NDArray[Union[np.float64, np.int64]]: An array of discrete integers representing the bin assignments for each entry in covariate.

Example:

For covariate = [1, 5, 10, 14, 15] and n_bins = 3, the function might return [1, 1, 2, 3, 3], indicating the bin assignment for each value in covariate.

covariate_add_noise

def covariate_add_noise(covariate: pd.Series[Union[int, float]],
                        n_digits: int = 2) -> pd.Series[float]

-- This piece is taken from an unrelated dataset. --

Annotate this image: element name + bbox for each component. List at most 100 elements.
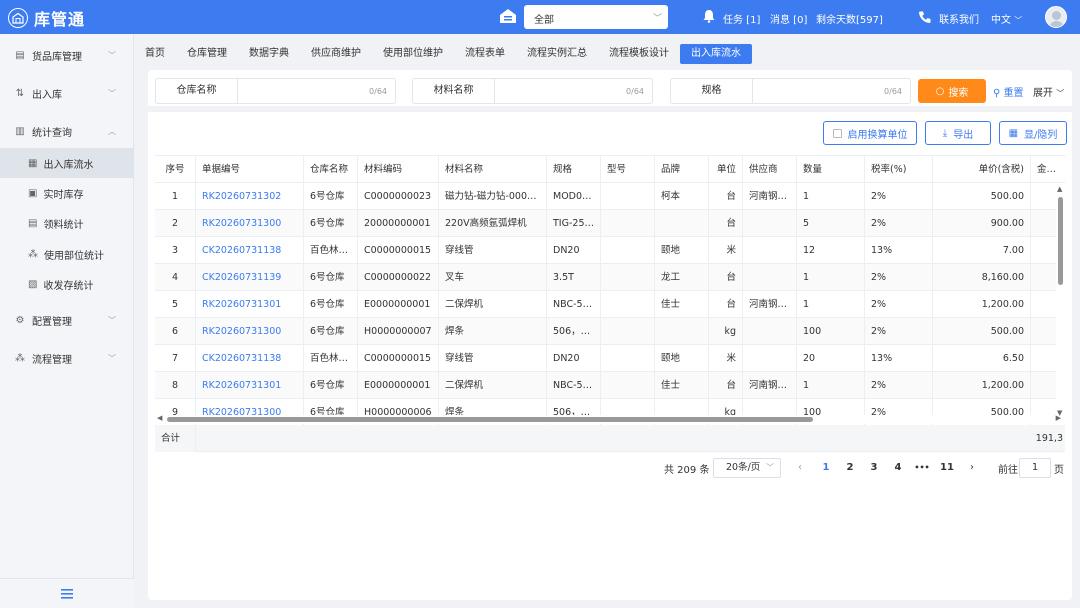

Adds noise after a specified number of decimal places to a discrete variable, transforming it into a continuous variable. This is particularly useful for simulations, examples, and tests, allowing discrete variables to be used in contexts requiring continuous variables.

Arguments:

  • covariate pd.Series[Union[int, float]] - The discrete variable to be transformed.
  • n_digits int, optional - Specifies the decimal place after which to add noise. A positive value adds noise with a magnitude less than 1, while a negative value can increase the noise magnitude. Defaults to 2, resulting in noise between 0 and 0.01.

Returns:

  • pd.Series[float] - A pandas Series containing the modified covariate with added noise.

Example:

If covariate is a Series of integers and n_digits is 2, the function will add a random noise between 0 and 0.01 to each entry, effectively making the variable continuous.